Exhibit #2.  Here's another "silly."  Yankee Stadium, that bastion of multimillionaire players, $20 hotdogs, $10 beers and, now, so many empty box seats down each baseline (their cost prohibits everyone who's name is not Trump or that schnorrer Giuliani from ever sitting in one of those seats) now has concession stands selling - get this - FRUIT!  The Babe is now officially rolling over in his grave.

I can almost hear a typical fan now: "This game is friggin'  unbelievable...bottom of the 'ate' inning, Yanks down by one, two outs and A-Rod's up with 'da bases loaded'.  He's friggin' due, already.  Know what I could go for now?  A nice, juicy NECTARINE!"  Right! I rest my case.

Exhibit #3.  Gas station Men's Rooms.  The first thing you need to know is most  gas-station men's rooms don't even need signs on their doors.  Anyone with normal olfactory receptors will surmise which one is the men's room.  That, and the black fingerprint marks around the door handles which are also a dead giveaway.

Recently, on business trip, I made a quick stop - by necessity - to visit the men's room of a gas station on I-95 in Florida.  Upon entering this "litle piece of heaven on earth," I saw the standard homophobic graffiti on the wall, right next to the "for a good time" note which was scratched - and almost erased, but still all too legible.

But neither of those made me pause like the "urinal sign."  You see, the lone urinal in the place had been removed (dare I say ripped) from the wall.  My assumption was because it didn't work or was being replaced - or both.  The hole created by its temporary removal was covered in duct tape and brown paper.  So far, so good.

What I saw next may be the "silliest" thing sign I've ever read.  It was actually a handwritten note, taped onto the duct tape and brown paper, over the opening, which read in big block letters:  "DO NOT USE."    Really? Was this sign necessary? Hope not.  Of course, as long as they were "signing," a better one might have read: "Please use feet to flush toilet - there's no soap, in the universe, strong enough to remove dirt you'll collect with a hand flush."


Exhibit #4. Finally, "silly" has become so prevalent, a trio of twenty-something guys (who else?) recently started a website called "People of Wal Mart"  (www.peopleofwalmart.com).  They post candid photos of Walmart shoppers just, well, being themselves.   But, based on the photos I saw, being themselves usually involved mullets, various stages of undress, tattoos, butt cracks, ill-fitting clothes, 6-foot fingernails, etc.  After perusing this website, you'll no longer wonder how George W. Bush was re-elected. Really. Or, if you're of a different political persuasion, how Barack Obama was elected.  (Happy, now?)
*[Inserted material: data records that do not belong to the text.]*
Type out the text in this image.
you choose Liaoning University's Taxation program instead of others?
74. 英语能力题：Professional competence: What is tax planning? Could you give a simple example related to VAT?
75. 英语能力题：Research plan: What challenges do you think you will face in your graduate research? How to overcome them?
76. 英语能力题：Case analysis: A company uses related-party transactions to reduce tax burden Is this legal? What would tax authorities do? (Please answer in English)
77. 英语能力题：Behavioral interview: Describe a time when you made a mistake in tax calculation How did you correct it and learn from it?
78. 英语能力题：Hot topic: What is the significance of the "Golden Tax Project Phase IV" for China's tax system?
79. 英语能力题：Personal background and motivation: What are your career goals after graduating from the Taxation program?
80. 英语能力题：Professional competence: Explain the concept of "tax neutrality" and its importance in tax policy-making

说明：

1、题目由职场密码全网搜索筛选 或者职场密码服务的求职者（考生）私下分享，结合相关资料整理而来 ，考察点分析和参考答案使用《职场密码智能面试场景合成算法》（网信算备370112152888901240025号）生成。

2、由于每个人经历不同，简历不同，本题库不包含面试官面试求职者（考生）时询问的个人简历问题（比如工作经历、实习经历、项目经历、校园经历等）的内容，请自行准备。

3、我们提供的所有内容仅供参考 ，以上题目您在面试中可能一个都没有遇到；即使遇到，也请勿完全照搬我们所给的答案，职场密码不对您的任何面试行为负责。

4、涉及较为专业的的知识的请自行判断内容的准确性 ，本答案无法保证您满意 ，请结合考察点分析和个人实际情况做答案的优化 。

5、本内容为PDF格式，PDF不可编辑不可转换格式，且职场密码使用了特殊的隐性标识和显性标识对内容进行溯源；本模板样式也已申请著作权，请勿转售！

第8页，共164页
Talk about silly, these guys hit the motherlode.  In fact it's so "silly,"  the founders don't want any more "mullet" photos - they have too many.  Too many. Did you digest that line?  And we thought all these people were at so-called  "Town Hall" meetings?  Well, I guess not all the time.  And  "tea bagging," I hear, works up quite an appetite for food and cheap crap from China.  And for these people, WalMart is the retailer of choice for both of these - and so much more.